The Clarion-Ledger reported in this story on Monday about Governor Barbour's attempt to politically scare the Mississippi Supreme Court into reversing a near-unanimous opinion. Here is the Governor's amicus brief filed with the Mississippi Supreme Court. Here is the Supreme Court's opinion in Price v. Clark. As an initial comment, the Court's decision in Price that filing a lawsuit tolls the running of the statute of limitations was clearly correct and is consistent with the laws of civil procedure in states throughout the nation. The Court's decision in Price has nothing to do with the merits of the case. The defendants can still win on the merits through a summary judgment motion or as the result of a trial.
The shocking aspect of the Governor's brief is the fact that the Governor admits that the real purpose of the pre-suit notice requirement is to impose a penalty on plaintiffs who do not successfully navigate the pre-suit notice mine field:
The Legislature cannot have intended to establish a pre-suit notice requirement but virtually no penalty for non-compliance.
This is a bombshell. The Governor of Mississippi is stating that the state's tort reform laws contain a designed trap to eliminate cases on behalf of unsophisticated plaintiffs who do not properly jump through a set of hoops before filing suit. That was not supposed to be a reason for the notice requirements. Previously, the only reason given to justify the pre-suit notice requirements was that it would give a defendant a chance to investigate a case and settle it before incurring the expense of defending the lawsuit. This reason was already suspect, since defendants never actually try to settle a case after receiving notice, but before suit is filed. Representative Ed Blackmon correctly observed in the Ledger's article:
The current law requires people who are injured to provide parties certain information with the hopes of settlement before litigation is filed, he said. "I don't know of a single case settled during that time. It's once in a blue moon."
What's happening instead, he said, is Mississippi is reverting to "the dark days when it was a crap shoot whether parties could even get in the courthouse."
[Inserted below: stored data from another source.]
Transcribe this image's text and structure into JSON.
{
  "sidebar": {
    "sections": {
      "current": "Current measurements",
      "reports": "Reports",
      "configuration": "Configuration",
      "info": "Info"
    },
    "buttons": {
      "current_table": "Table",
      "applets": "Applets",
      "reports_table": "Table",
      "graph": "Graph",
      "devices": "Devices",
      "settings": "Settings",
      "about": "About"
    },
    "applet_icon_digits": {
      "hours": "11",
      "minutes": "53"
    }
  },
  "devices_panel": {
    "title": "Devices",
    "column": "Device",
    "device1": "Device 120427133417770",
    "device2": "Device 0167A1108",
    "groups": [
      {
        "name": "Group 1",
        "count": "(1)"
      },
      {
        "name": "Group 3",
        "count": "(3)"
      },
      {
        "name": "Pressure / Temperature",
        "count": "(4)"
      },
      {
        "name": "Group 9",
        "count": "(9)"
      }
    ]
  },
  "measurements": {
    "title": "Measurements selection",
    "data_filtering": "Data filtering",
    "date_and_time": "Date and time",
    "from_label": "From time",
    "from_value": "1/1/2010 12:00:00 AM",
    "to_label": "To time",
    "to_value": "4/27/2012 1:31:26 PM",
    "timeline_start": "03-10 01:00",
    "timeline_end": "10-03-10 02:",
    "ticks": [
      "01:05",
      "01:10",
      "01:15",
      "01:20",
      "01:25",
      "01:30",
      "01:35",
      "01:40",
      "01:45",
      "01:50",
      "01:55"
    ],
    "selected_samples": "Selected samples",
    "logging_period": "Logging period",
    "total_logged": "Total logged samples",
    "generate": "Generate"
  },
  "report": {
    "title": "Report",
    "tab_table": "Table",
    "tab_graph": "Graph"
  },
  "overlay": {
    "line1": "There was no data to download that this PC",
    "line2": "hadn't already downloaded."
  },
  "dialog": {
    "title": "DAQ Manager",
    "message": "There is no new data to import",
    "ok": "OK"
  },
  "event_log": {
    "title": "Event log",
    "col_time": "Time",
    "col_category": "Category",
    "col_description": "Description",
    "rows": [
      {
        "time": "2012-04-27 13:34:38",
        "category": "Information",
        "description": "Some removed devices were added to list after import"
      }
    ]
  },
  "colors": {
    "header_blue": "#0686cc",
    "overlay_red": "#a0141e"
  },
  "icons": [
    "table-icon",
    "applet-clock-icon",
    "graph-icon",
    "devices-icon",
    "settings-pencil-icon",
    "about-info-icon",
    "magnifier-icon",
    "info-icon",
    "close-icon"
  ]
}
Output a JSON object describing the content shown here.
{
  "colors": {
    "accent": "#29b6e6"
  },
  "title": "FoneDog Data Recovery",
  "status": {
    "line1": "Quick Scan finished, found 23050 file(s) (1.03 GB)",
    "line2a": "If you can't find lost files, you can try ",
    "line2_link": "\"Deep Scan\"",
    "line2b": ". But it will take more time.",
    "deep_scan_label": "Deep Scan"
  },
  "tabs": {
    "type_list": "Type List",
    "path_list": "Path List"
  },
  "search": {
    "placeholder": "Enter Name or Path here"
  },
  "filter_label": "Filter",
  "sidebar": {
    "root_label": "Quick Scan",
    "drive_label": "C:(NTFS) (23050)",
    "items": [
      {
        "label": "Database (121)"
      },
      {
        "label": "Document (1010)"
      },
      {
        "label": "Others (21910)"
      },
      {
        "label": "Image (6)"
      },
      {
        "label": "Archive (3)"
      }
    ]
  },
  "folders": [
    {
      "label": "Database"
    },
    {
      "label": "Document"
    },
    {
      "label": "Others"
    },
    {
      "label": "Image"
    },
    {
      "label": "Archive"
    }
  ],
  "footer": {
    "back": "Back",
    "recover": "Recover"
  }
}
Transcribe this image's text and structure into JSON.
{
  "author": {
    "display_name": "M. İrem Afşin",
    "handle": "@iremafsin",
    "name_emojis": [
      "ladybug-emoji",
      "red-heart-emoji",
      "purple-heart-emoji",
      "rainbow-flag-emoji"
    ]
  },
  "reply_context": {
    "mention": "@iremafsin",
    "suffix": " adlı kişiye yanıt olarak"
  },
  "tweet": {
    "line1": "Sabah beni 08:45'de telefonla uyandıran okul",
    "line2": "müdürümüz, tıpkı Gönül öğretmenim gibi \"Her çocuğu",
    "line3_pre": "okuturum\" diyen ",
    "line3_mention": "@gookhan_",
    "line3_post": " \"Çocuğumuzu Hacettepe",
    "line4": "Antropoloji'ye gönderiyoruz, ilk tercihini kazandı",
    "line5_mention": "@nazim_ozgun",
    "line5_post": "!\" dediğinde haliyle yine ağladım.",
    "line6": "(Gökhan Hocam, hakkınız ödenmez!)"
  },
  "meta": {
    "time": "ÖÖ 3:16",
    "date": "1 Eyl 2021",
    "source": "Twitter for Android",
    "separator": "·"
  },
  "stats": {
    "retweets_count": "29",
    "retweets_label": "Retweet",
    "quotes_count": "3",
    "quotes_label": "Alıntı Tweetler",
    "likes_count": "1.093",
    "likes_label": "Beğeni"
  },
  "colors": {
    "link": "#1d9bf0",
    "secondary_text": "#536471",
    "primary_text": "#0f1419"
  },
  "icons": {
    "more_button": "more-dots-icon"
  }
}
What really happens is medical defendants wait to see if the plaintiff navigates the pre-suit notice mine field. In many instances, the defense starts the case by filing a ridiculous motion to dismiss asserting a twisted and absurd reason that the statutory notice provisions were not complied with. The pre-suit notice requirements are complicated and trip up competent lawyers. Regular people who try to assert a lawsuit on their on behalf don't have a prayer. Only after the initial motion to dismiss is resolved will a defendant even think about trying to settle the case--regardless of the merits of the case.
Now we know as a result of Governor Barbour's brief that the real reason for pre-suit notice requirements in Mississippi is to obtain dismissal of cases with merit. Indeed, a case without merit is destined to be thrown out by the court anyway. This is sordid and wrong. Justice is supposed to be blind and everyone is supposed to have a fair shot in the court system. Govenor Barbour, on the other hand, wants the deck stacked in favor of insurance companies and big business.
As I discussed in this post back in March, the Supreme Court's changes to multi-party joinder laws had a huge impact in reducing the number of cases against doctors where the doctors should not have been named as defendants. The other major factor with tort reform was the caps on non-economic damages. Pre-suit notice provisions were not a factor at all in reducing lawsuits. They have simply become a mechanism for cases with merit to be dismissed--a mechanism that Govenor Barbour wants to preserve.
If the Supreme Court revisits its decision in Price it should rule that the pre-suit notice requirements are unconstitutional and unenforceable. As support for its ruling the Court should point to the statement in Governor Barbour's brief.